If your point of reference is the surface of the Earth, so you have no jitter on the ground, a tenth of a second in LEO will cause jitter of 750 metres -- half a mile. It's not going to be easy to dock when you're not sure which cubic kilometre your craft will be in next second!


An example of a technical hurdle is how to deal with time acceleration, and different system times. Orbiter works out the rotation angle of the planet depending on the SimTime. Different start times, time accelerations, pauses etc. cause these to become desynchronised. Suddenly a vessel sitting on a pad at Cape Canaveral may appear half way across the Atlantic to one user and somewhere around India to another.

Another technical hurdle would be supporting animations on ships (eg. opening the DG's docking doors), or telling the Shuttle to start in Orbiter configuration on everybody's system.

As one delves deeper into this it becomes aparent the technical hurdles are the key to the viability of a multiplayer plugin. It's been postulated core support is required before a general interface can become effective.

The situation in Orbiter 2006[edit]

In Orbiter 2006, the API got enhanced by functions for manipulating the simulation time.

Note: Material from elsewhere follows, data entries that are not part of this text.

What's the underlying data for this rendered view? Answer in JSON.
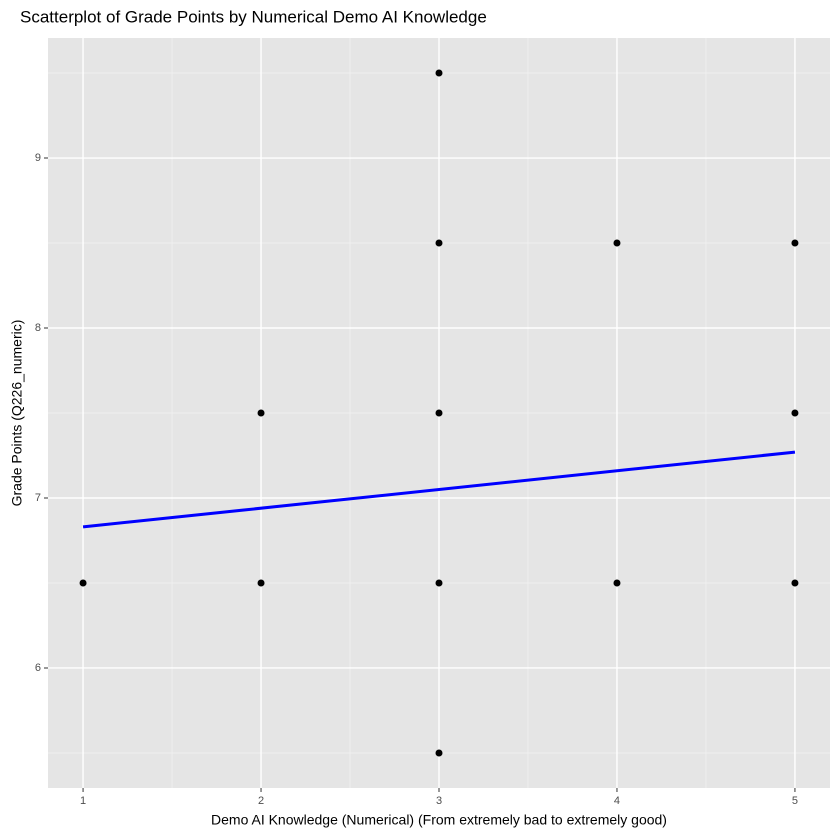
{
  "chart_data": {
    "type": "scatter",
    "title": "Scatterplot of Grade Points by Numerical Demo AI Knowledge",
    "x_label": "Demo AI Knowledge (Numerical) (From extremely bad to extremely good)",
    "y_label": "Grade Points (Q226_numeric)",
    "xlim": [
      0.803,
      5.197
    ],
    "xticks": [
      1,
      2,
      3,
      4,
      5
    ],
    "ylim": [
      5.294,
      9.706
    ],
    "yticks": [
      6,
      7,
      8,
      9
    ],
    "grid": true,
    "series": [
      {
        "type": "scatter",
        "color": "#000000",
        "x": [
          1,
          2,
          2,
          3,
          3,
          3,
          3,
          3,
          4,
          4,
          5,
          5,
          5
        ],
        "values": [
          6.5,
          7.5,
          6.5,
          9.5,
          8.5,
          7.5,
          6.5,
          5.5,
          8.5,
          6.5,
          8.5,
          7.5,
          6.5
        ]
      },
      {
        "type": "line",
        "color": "#0000ff",
        "x": [
          1,
          5
        ],
        "values": [
          6.83,
          7.27
        ]
      }
    ]
  }
}
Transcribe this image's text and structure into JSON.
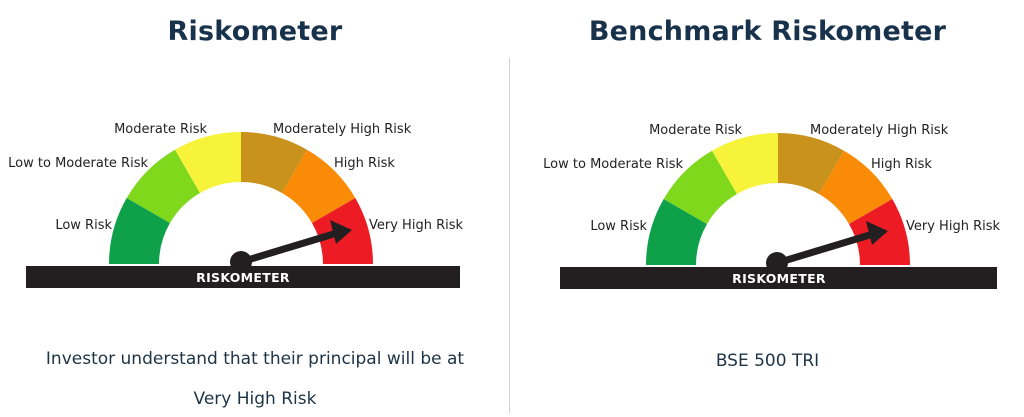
{
  "left": {
    "title": "Riskometer",
    "meter": {
      "labels": {
        "low": "Low Risk",
        "low_moderate": "Low to Moderate Risk",
        "moderate": "Moderate Risk",
        "moderately_high": "Moderately High Risk",
        "high": "High Risk",
        "very_high": "Very High Risk"
      },
      "bar_label": "RISKOMETER",
      "current_level": "Very High Risk"
    },
    "description_line1": "Investor understand that their principal will be at",
    "description_line2": "Very High Risk"
  },
  "right": {
    "title": "Benchmark Riskometer",
    "meter": {
      "labels": {
        "low": "Low Risk",
        "low_moderate": "Low to Moderate Risk",
        "moderate": "Moderate Risk",
        "moderately_high": "Moderately High Risk",
        "high": "High Risk",
        "very_high": "Very High Risk"
      },
      "bar_label": "RISKOMETER",
      "current_level": "Very High Risk"
    },
    "benchmark_name": "BSE 500 TRI"
  },
  "colors": {
    "low": "#0fa14a",
    "low_moderate": "#7fd81c",
    "moderate": "#f7f33a",
    "moderately_high": "#c8921c",
    "high": "#f98b06",
    "very_high": "#ed1c24",
    "bar": "#231f20",
    "title": "#17324a"
  }
}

With this new set of functions, it is now possible to solve some of the synchronization problems in earlier versions of Orbiter.

Attempts[edit]

  • Toni Ylisirniö developed the first recorded interactive multiplayer plugin with his seminal IRCMFD. Added mostly as a toy for regulars on Orbiter's IRC, it needed manual updates and really only addressed the speed-difference hurdle by switching to relative-to-closest-vessel position reporting when vessels passed within 15km of each other. Development has ceased.
  • MultiOrb took the IRCMFD model and provided automation (to deal with the logical hurdle of advising other craft of orientation and accelerative changes), as well as expanding the supported craft range and addressing some of the relative position reporting issues. Again it didn't seek to address time differences. Development has ceased.
  • OMP is a still-ongoing project, unrelated to the others outside of discursive advice, providing a more in-depth framework and seeking to address the time difference problem by synchronizing the PCs with the simplified Network Time Protocol. Is still under development.
  • Orbiter MMORPG is an attempt on creating a full-fledged multiplayer "game" within the Orbiter environment.
  • Project Hamac is a proof-of-concept technology demonstrator, offering virtually no solutions to Orbiter technical hurdles (bar docking), but addressing most logical problems by implementing a physics server-graphical thin client model. Development has transferred to the Kosmos project.
  • Orbiter.World is an attempt at building a persistent online world. In contrast to OMP, clients send updates to a server, where they can be retrieved by other clients by means of polling. Is still under development.

No comprehensive product has yet been produced, and consequently this area of Orbiter development should still be considered experimental.